Working as both a private and government vet during the United Kingdom foot and mouth disease outbreak in 2001, I have personally experienced the impacts that a delay in detection has on the spread of a disease like FMD.
By the time FMD was diagnosed at a UK abattoir, it was believed that the disease had been in the country for at least four weeks, if not longer.
The lack of early detection resulted in a number of livestock movements spreading FMD to most parts of the UK. Over 800 infected farms were diagnosed, resulting in an estimated £14 billion cost to the British economy.
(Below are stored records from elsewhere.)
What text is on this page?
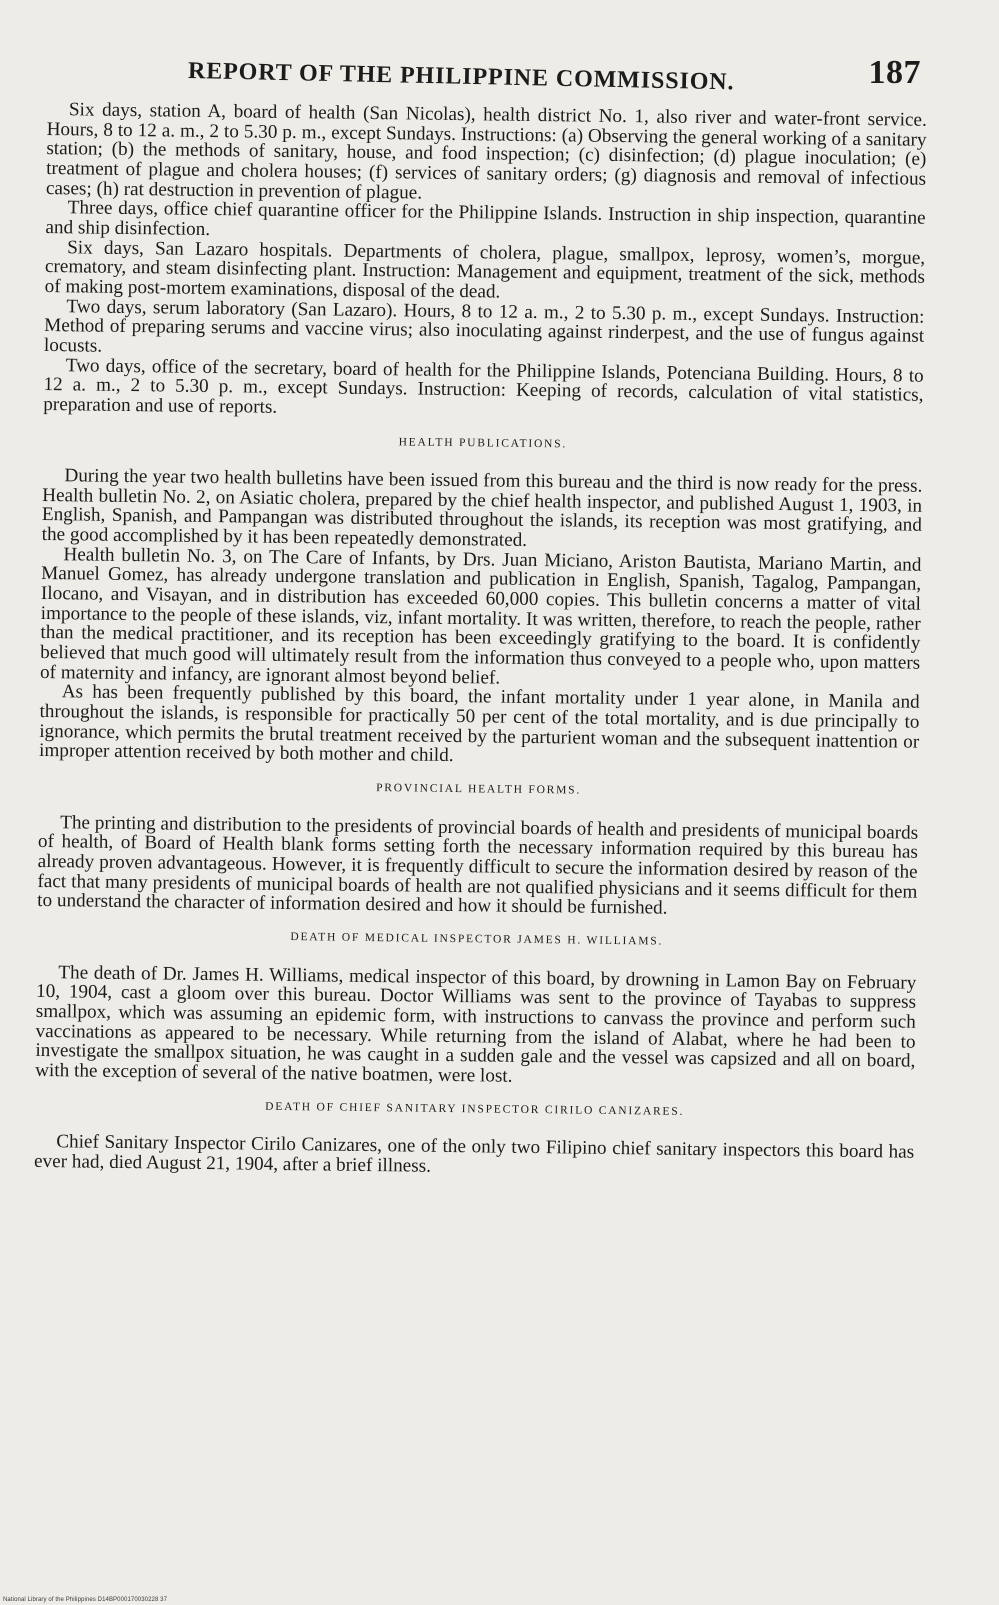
REPORT OF THE PHILIPPINE COMMISSION.	187

Six days, station A, board of health (San Nicolas), health district No. 1, also river and water-front service. Hours, 8 to 12 a. m., 2 to 5.30 p. m., except Sundays. Instructions: (a) Observing the general working of a sanitary station; (b) the methods of sanitary, house, and food inspection; (c) disinfection; (d) plague inoculation; (e) treatment of plague and cholera houses; (f) services of sanitary orders; (g) diagnosis and removal of infectious cases; (h) rat destruction in prevention of plague.

Three days, office chief quarantine officer for the Philippine Islands. Instruction in ship inspection, quarantine and ship disinfection.

Six days, San Lazaro hospitals. Departments of cholera, plague, smallpox, leprosy, women’s, morgue, crematory, and steam disinfecting plant. Instruction: Management and equipment, treatment of the sick, methods of making post-mortem examinations, disposal of the dead.

Two days, serum laboratory (San Lazaro). Hours, 8 to 12 a. m., 2 to 5.30 p. m., except Sundays. Instruction: Method of preparing serums and vaccine virus; also inoculating against rinderpest, and the use of fungus against locusts.

Two days, office of the secretary, board of health for the Philippine Islands, Potenciana Building. Hours, 8 to 12 a. m., 2 to 5.30 p. m., except Sundays. Instruction: Keeping of records, calculation of vital statistics, preparation and use of reports.

HEALTH PUBLICATIONS.

During the year two health bulletins have been issued from this bureau and the third is now ready for the press. Health bulletin No. 2, on Asiatic cholera, prepared by the chief health inspector, and published August 1, 1903, in English, Spanish, and Pampangan was distributed throughout the islands, its reception was most gratifying, and the good accomplished by it has been repeatedly demonstrated.

Health bulletin No. 3, on The Care of Infants, by Drs. Juan Miciano, Ariston Bautista, Mariano Martin, and Manuel Gomez, has already undergone translation and publication in English, Spanish, Tagalog, Pampangan, Ilocano, and Visayan, and in distribution has exceeded 60,000 copies. This bulletin concerns a matter of vital importance to the people of these islands, viz, infant mortality. It was written, therefore, to reach the people, rather than the medical practitioner, and its reception has been exceedingly gratifying to the board. It is confidently believed that much good will ultimately result from the information thus conveyed to a people who, upon matters of maternity and infancy, are ignorant almost beyond belief.

As has been frequently published by this board, the infant mortality under 1 year alone, in Manila and throughout the islands, is responsible for practically 50 per cent of the total mortality, and is due principally to ignorance, which permits the brutal treatment received by the parturient woman and the subsequent inattention or improper attention received by both mother and child.

PROVINCIAL HEALTH FORMS.

The printing and distribution to the presidents of provincial boards of health and presidents of municipal boards of health, of Board of Health blank forms setting forth the necessary information required by this bureau has already proven advantageous. However, it is frequently difficult to secure the information desired by reason of the fact that many presidents of municipal boards of health are not qualified physicians and it seems difficult for them to understand the character of information desired and how it should be furnished.

DEATH OF MEDICAL INSPECTOR JAMES H. WILLIAMS.

The death of Dr. James H. Williams, medical inspector of this board, by drowning in Lamon Bay on February 10, 1904, cast a gloom over this bureau. Doctor Williams was sent to the province of Tayabas to suppress smallpox, which was assuming an epidemic form, with instructions to canvass the province and perform such vaccinations as appeared to be necessary. While returning from the island of Alabat, where he had been to investigate the smallpox situation, he was caught in a sudden gale and the vessel was capsized and all on board, with the exception of several of the native boatmen, were lost.

DEATH OF CHIEF SANITARY INSPECTOR CIRILO CANIZARES.

Chief Sanitary Inspector Cirilo Canizares, one of the only two Filipino chief sanitary inspectors this board has ever had, died August 21, 1904, after a brief illness.

National Library of the Philippines D14BP000170030228 37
After this disease was controlled, I continued to work as a veterinarian in the UK. During this period I observed the long-term economic, emotional and broader societal consequences of the outbreak.
So how does this affect you here in Australia?
The faster we can detect an emergency animal disease within our livestock, the better placed industry and our local, state and national agencies are to work with livestock producers to control it.
An outbreak of FMD in any state in Australia would devastate the agricultural industry and communities countrywide.
Recent modelling by the Australian Bureau of Agricultural and Resource Economics and Sciences has predicted a large FMD outbreak would have an impact on the Australian economy of up to $55 billion over 10 years.
Early control reduces the spread and the cost to the agricultural industry, our communities, and the Australian economy. This is where you, as livestock producers and small holders, are critical at the frontline in the early detection of disease through surveillance.
Disease surveillance and reporting can be undertaken by all livestock producers. Observing an increase in sick animals or animal deaths, or any signs consistent with an emergency animal disease, should be the trigger for you to contact your private or district veterinarian.
This will enable them to organise or undertake disease investigations, firstly to rule out exotic disease, but also to diagnose exactly what is occurring.
It will also allow them to put in place management and preventative measures to increase your livestock health and profitability.
If you are unable to contact a vet, the Emergency Animal Disease Hotline can be contacted 24 hours a day, seven days a week on 1800 675 888.
Ongoing surveillance is important to ensure the early detection of animal diseases that might impact on trade, regional or national productivity, public health, or biodiversity.
You are urged to call to protect yourself, your livestock, your industry and your community.